At a microchurch level there were no salaries for our “in-house” microchurch pastors. Once someone left to plant a new church funding for the pastor was part of the budget. Our rule-of-thumb was we completely covered the salary of the church planter if we had pulled them out of business to join our staff. If they were not on staff, they would plant the church bivocationally, keeping the job they had. I believe in freelance/bivocational pastorates.
In a common region where many micro churches exist, do you have corporate gatherings? If so, what is the frequency?
In this Q&A series, I’ve written mostly about in-house microchurches. After someone left to plant a church, we maintained contact, but never did enough in that regard. It is the major failing of the churches planted by Hope Chapels.
The church has always thrived because of its diversity. Are homogenous groups an inherent weakness of microchurch?
Homogeneity is best served at the micro level. Doing so allows the larger congregation to function as a heterogeneous unit. People do like to cluster around similar backgrounds and interests. Microchurches will be homogeneous—that is their strength when it comes to evangelism.
In my mind the major point to the rise of the microchurch is the opportunity to reach into the various subcultures who are not interested in church as we know it. One criticism I have of most churches is a sort of pseudo-heterogeneity where a few people who look different than me convince me that we are reaching everybody. I’d rather plant a host of microchurches, each focused on the needs of a singular group of people.
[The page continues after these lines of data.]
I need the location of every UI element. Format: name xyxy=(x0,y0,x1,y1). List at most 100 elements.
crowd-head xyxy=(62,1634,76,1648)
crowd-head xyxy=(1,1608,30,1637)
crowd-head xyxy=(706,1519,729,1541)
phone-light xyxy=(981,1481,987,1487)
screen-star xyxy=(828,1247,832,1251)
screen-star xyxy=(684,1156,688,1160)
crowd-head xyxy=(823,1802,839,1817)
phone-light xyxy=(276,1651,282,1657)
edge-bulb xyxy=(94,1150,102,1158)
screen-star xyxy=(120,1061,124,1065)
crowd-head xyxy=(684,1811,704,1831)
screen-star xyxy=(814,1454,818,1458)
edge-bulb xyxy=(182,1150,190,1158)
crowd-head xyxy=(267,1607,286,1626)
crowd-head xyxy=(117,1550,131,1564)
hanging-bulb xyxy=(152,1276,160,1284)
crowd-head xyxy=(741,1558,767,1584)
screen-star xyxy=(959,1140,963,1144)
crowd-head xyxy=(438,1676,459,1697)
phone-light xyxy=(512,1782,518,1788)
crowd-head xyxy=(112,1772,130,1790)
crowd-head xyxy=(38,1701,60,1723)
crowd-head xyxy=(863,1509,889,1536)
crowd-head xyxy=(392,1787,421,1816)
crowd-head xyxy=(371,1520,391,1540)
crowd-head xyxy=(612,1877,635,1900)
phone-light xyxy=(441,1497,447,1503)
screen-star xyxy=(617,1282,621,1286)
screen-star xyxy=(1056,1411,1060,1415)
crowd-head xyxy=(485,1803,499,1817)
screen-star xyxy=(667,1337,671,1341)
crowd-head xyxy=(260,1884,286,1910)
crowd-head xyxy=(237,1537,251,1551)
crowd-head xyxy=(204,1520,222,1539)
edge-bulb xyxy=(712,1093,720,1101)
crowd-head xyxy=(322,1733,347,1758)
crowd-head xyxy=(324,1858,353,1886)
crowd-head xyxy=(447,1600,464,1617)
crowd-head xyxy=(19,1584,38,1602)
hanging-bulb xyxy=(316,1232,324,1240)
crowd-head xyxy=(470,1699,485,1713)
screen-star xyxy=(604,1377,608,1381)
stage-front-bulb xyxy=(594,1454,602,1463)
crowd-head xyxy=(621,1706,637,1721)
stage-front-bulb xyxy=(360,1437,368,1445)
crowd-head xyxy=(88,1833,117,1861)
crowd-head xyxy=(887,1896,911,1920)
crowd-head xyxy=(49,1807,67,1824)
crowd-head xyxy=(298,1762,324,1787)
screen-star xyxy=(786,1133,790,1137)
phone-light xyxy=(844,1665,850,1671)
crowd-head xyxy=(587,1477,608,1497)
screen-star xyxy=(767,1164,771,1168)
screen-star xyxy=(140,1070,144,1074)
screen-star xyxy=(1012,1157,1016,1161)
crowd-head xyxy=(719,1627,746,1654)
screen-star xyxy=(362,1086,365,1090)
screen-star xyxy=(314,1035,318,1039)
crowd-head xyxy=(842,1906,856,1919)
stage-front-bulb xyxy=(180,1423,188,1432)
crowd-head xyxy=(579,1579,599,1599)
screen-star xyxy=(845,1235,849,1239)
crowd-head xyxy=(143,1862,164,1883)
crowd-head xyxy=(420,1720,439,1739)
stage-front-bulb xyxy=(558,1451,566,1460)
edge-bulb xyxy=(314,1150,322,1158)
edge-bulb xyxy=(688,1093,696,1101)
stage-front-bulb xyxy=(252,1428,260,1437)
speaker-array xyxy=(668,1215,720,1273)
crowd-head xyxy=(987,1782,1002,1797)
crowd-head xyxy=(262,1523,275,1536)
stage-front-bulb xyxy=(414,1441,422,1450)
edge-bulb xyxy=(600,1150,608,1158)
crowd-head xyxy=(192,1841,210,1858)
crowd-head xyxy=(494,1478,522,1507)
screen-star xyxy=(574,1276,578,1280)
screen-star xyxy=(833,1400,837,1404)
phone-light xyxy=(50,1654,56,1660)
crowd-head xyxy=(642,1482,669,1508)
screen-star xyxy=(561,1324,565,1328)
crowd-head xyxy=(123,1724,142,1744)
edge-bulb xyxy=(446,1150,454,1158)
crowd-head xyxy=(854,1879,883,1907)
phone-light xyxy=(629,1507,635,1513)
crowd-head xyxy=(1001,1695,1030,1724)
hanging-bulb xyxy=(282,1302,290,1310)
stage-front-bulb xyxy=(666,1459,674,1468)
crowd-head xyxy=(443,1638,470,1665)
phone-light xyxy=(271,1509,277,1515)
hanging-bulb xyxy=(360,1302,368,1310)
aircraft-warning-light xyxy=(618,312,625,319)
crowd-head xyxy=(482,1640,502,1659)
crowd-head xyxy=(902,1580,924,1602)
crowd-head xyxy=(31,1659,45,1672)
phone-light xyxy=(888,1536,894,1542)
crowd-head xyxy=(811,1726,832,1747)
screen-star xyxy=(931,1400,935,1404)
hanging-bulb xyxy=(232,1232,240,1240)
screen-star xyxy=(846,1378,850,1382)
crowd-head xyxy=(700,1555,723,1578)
Do you have any advice on how people reading should move forward if they feel called to planting micro churches but do not have the authority to make broad changes to their ministry contexts?
Move slowly and respectfully. We’re not called to destroy old wineskins. You should probably also remain open to the possibility that God will help you fulfill your calling as you lead a new church as an example to the old one you’re trying to restore.
Any thoughts of how to leverage groups across a city?
I’ve found it mostly a waste of time to gather a bunch of unrelated churches together for any purpose other than an outreach. There is one exception to that. Hawaii experienced a prayer movement in the early 2000s. It was led by a bunch of high school students at the beginning. Ended up with churches renting public schools across the state so believers from any, and all churches could gather for prayer for the state. This produced strong results.
On the other hand, a network of churches joining with another like-minded group always bears fruit. The Exponential mantra, “we’re better together,” makes an extremely valid point. It’s just that, to me, “together” means of one mind, rather than in one place.